I am writing this post to dispel an assumption about homeschooling, but I am not writing it to convince you that your family needs to homeschool.

We are homeschoolers, but we are a certain type of homeschoolers. We aren’t the type that thinks it’s homeschooling or die. I believe that every family needs to make the best decision for their children, and they don’t have to defend that to anyone. 

With that laying the groundwork, we have been approached by so many people who are intimidated by homeschooling due to what the final months of the last school year felt like. I can promise you homeschooling is not the same as schooling your child in your home through online assignments and video conferencing. Homeschooling is different than hybrid-schooling.

  • You wouldn’t pull up a driving instructor on FaceTime when you have an experienced driver in the car with you.
  • You don’t mail in a taste sample from what you cooked to the person who gave you the cookbook.
  • You don’t stop building a table to get on a video-conference call to see how everyone else’s table is coming along.

Homeschooling puts the responsibility for the direction and the implementation of a child’s education solely on the parents.

While there are plenty of resources to give you ideas or to guide your every single step, homeschooling provides freedom for your child’s education. In numerous ways, it is the most challenging yet most simple approach to education. To homeschool a child ensures that the most dramatic change of life is for the parent due to the challenges that accompany it, but yet it also provides a unique simplicity toward focus, schedule, and direction.

Determine the Reason for Your Frustration

If you had to school your children at home for the last few months of the school year, you weren’t homeschooling. You were listening to someone else’s instructions for schooling within your home. There is a major difference. There are pros and cons to either one. You need to determine which one is best for your children for the next semester or year. If you were frustrated by the way the school year concluded, you first need to determine why.

  • Were you frustrated because of your child’s behavior? If your child was unruly, undisciplined, and unmotivated, that isn’t a schooling problem, that is a behavior problem. That is something that needs to be addressed regardless of the schooling format you choose.
  • Were you frustrated because you had to juggle responsibilities? Much of the stress that parents felt in those months were dealing with the failed attempts of juggling the child’s education, the work assignments, and the life situations all crammed into one environment. Your frustration may have been the situation and not the actual schooling part.
  • Were you frustrated because the technological format was challenging? If you struggle with tech, no doubt your frustration grew trying to download, upload, format, Zoom, chat, etc. That frustration doesn’t mean you can’t cut it with your child’s education.
  • Were you frustrated because your child’s particular teacher was unclear on assignments? Your experience could have been completely different based on the school and the teacher. I heard from many parents who said their teachers went over and beyond and provided a great experience, but I heard some who were very concerned about the lack of organization (knowing that a sentiment like that is an abstract designation);.
  • Were you frustrated due to stress with the state of the world? Let’s be honest. These last few months have been crazy. Maybe your child’s education felt the consequence of your frustration but may not have been the actual cause.

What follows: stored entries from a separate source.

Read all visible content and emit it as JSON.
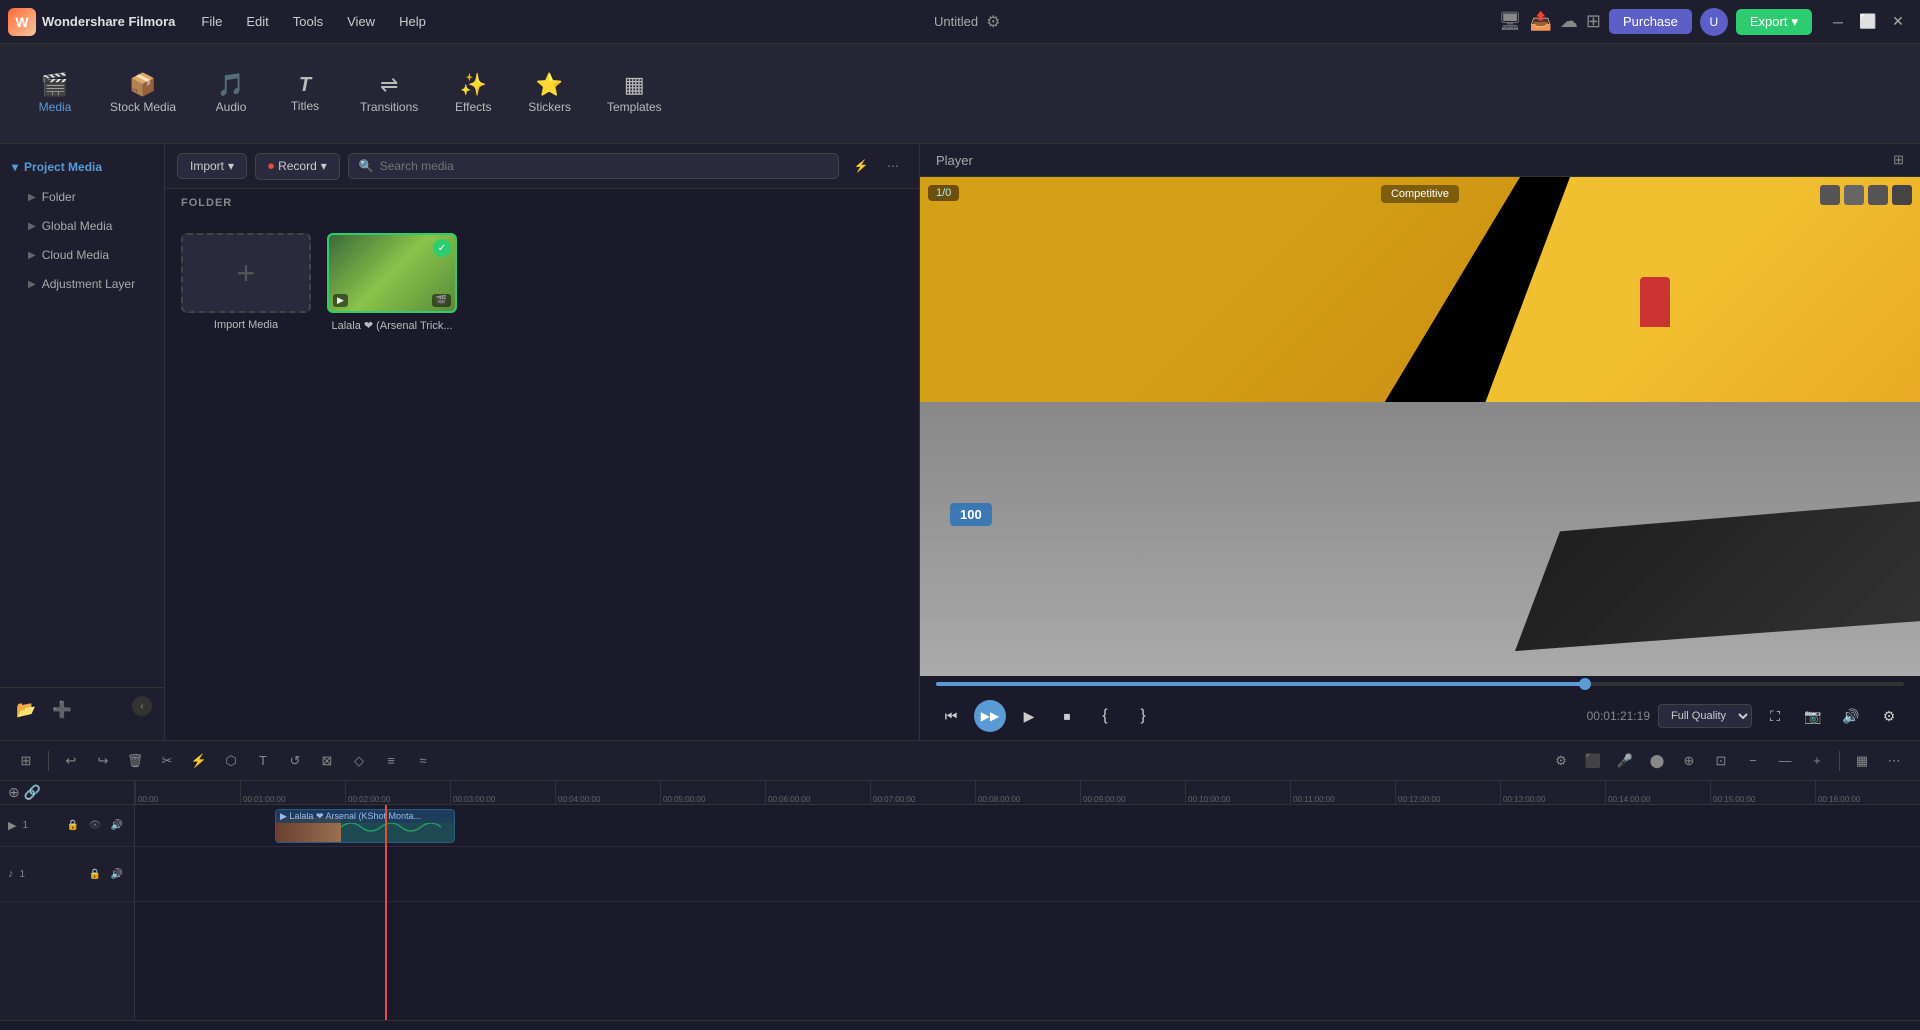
{
  "app": {
    "name": "Wondershare Filmora",
    "title": "Untitled",
    "logo_letter": "W"
  },
  "titlebar": {
    "menu": [
      "File",
      "Edit",
      "Tools",
      "View",
      "Help"
    ],
    "purchase_label": "Purchase",
    "export_label": "Export",
    "avatar_letter": "U"
  },
  "toolbar": {
    "items": [
      {
        "id": "media",
        "label": "Media",
        "icon": "🎬"
      },
      {
        "id": "stock-media",
        "label": "Stock Media",
        "icon": "📦"
      },
      {
        "id": "audio",
        "label": "Audio",
        "icon": "🎵"
      },
      {
        "id": "titles",
        "label": "Titles",
        "icon": "T"
      },
      {
        "id": "transitions",
        "label": "Transitions",
        "icon": "↔"
      },
      {
        "id": "effects",
        "label": "Effects",
        "icon": "✨"
      },
      {
        "id": "stickers",
        "label": "Stickers",
        "icon": "🌟"
      },
      {
        "id": "templates",
        "label": "Templates",
        "icon": "⊞"
      }
    ],
    "active": "media"
  },
  "sidebar": {
    "header": "Project Media",
    "items": [
      {
        "id": "folder",
        "label": "Folder"
      },
      {
        "id": "global-media",
        "label": "Global Media"
      },
      {
        "id": "cloud-media",
        "label": "Cloud Media"
      },
      {
        "id": "adjustment-layer",
        "label": "Adjustment Layer"
      }
    ]
  },
  "media": {
    "import_label": "Import",
    "record_label": "Record",
    "search_placeholder": "Search media",
    "folder_label": "FOLDER",
    "cards": [
      {
        "id": "import",
        "type": "import",
        "label": "Import Media",
        "icon": "+"
      },
      {
        "id": "video1",
        "type": "video",
        "label": "Lalala ❤ (Arsenal Trick...",
        "selected": true
      }
    ]
  },
  "player": {
    "title": "Player",
    "timestamp": "00:01:21:19",
    "quality": "Full Quality",
    "scrubber_pct": 67
  },
  "timeline": {
    "toolbar_tools": [
      "⊞",
      "↩",
      "↪",
      "🗑",
      "✂",
      "⚡",
      "⬡",
      "↕",
      "⊕",
      "↺",
      "⊠",
      "◇",
      "⊜",
      "≡",
      "≈"
    ],
    "ruler_marks": [
      "00:00",
      "00:01:00:00",
      "00:02:00:00",
      "00:03:00:00",
      "00:04:00:00",
      "00:05:00:00",
      "00:06:00:00",
      "00:07:00:00",
      "00:08:00:00",
      "00:09:00:00",
      "00:10:00:00",
      "00:11:00:00",
      "00:12:00:00",
      "00:13:00:00",
      "00:14:00:00",
      "00:15:00:00",
      "00:16:00:00"
    ],
    "tracks": [
      {
        "id": "video1",
        "type": "video",
        "number": 1,
        "clip_label": "Lalala ❤ Arsenal (KShot Monta..."
      },
      {
        "id": "audio1",
        "type": "audio",
        "number": 1
      }
    ]
  }
}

You Are Only Responsible for Your Family’s Decision

I will go back and reiterate from previous posts, but you have to make the decision that works best for your family for the coming year, and you don’t have to defend it to anyone.

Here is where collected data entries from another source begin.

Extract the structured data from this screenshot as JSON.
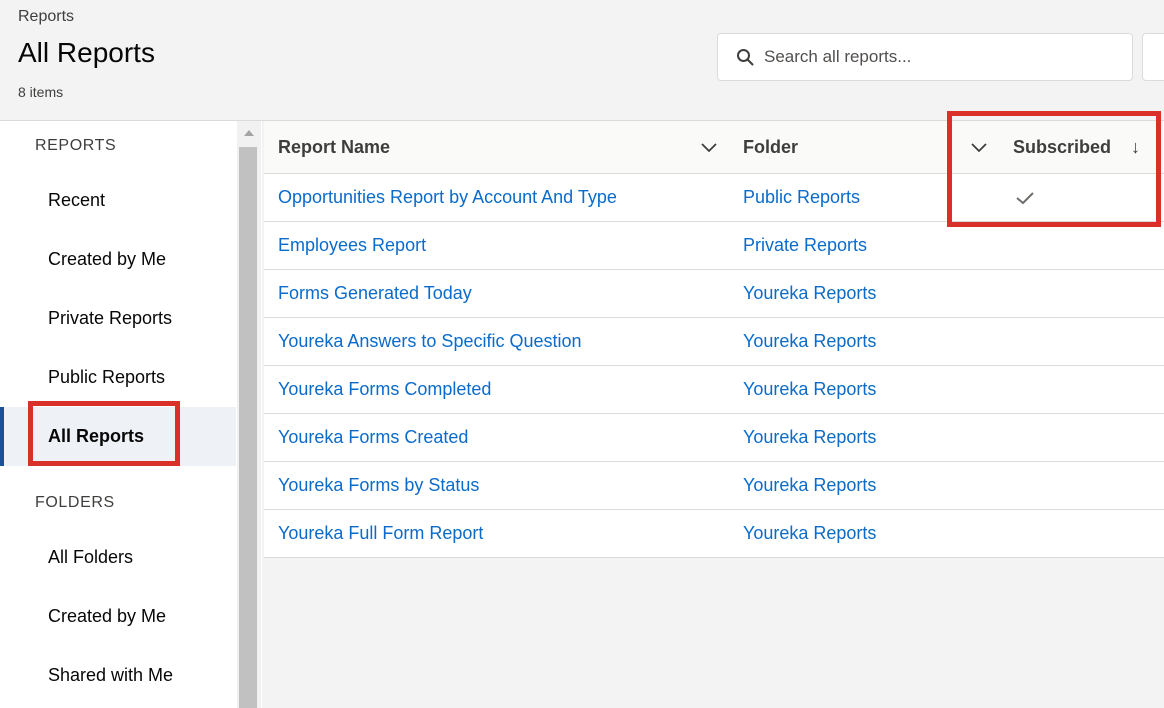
{
  "header": {
    "breadcrumb": "Reports",
    "title": "All Reports",
    "item_count": "8 items",
    "search_placeholder": "Search all reports..."
  },
  "sidebar": {
    "reports_heading": "REPORTS",
    "report_items": [
      {
        "label": "Recent"
      },
      {
        "label": "Created by Me"
      },
      {
        "label": "Private Reports"
      },
      {
        "label": "Public Reports"
      },
      {
        "label": "All Reports",
        "active": true
      }
    ],
    "folders_heading": "FOLDERS",
    "folder_items": [
      {
        "label": "All Folders"
      },
      {
        "label": "Created by Me"
      },
      {
        "label": "Shared with Me"
      }
    ]
  },
  "table": {
    "columns": {
      "report_name": "Report Name",
      "folder": "Folder",
      "subscribed": "Subscribed",
      "sort_indicator": "↓"
    },
    "rows": [
      {
        "name": "Opportunities Report by Account And Type",
        "folder": "Public Reports",
        "subscribed": true
      },
      {
        "name": "Employees Report",
        "folder": "Private Reports",
        "subscribed": false
      },
      {
        "name": "Forms Generated Today",
        "folder": "Youreka Reports",
        "subscribed": false
      },
      {
        "name": "Youreka Answers to Specific Question",
        "folder": "Youreka Reports",
        "subscribed": false
      },
      {
        "name": "Youreka Forms Completed",
        "folder": "Youreka Reports",
        "subscribed": false
      },
      {
        "name": "Youreka Forms Created",
        "folder": "Youreka Reports",
        "subscribed": false
      },
      {
        "name": "Youreka Forms by Status",
        "folder": "Youreka Reports",
        "subscribed": false
      },
      {
        "name": "Youreka Full Form Report",
        "folder": "Youreka Reports",
        "subscribed": false
      }
    ]
  },
  "icons": {
    "search": "search-icon",
    "column_menu": "chevron-down-icon",
    "subscribed": "checkmark-icon"
  },
  "colors": {
    "link": "#0b6bcb",
    "active_indicator": "#1b5297",
    "highlight": "#d9302a"
  }
}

  • For those who think they couldn’t homeschool due to the hybrid-schooling stress they experienced in the spring, realize that the two are very different things.
  • For those who want or need to send their children to schools physically gathering, make all the precautions you need to make, and get behind your decision with everything you got.
  • For those who will be doing some type of hybrid situation, don’t make a teacher, administrator, or a child pay for the frustration of a situation of which they are not responsible.

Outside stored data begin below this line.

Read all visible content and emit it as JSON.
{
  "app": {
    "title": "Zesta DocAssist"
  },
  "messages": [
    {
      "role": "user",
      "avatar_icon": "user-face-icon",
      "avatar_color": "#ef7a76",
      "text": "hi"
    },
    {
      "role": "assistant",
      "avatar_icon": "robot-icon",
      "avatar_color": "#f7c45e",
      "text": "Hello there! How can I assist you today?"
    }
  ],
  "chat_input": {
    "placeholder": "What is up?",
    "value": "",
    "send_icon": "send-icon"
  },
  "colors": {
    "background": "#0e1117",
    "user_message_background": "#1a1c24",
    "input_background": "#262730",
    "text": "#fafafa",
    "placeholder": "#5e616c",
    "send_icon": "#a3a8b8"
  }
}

We all will take different paths, but we each have the same responsibility. Study, discuss, pray, and decide what is the best way to raise your children in the most God-directed path as possible for the near future. For what intimidates you, gather some people who have gone down that path and learn from them. Seek out those who seem like they are peaceful. Look for those who seem convinced of their decision. Learn from those families who encourage you.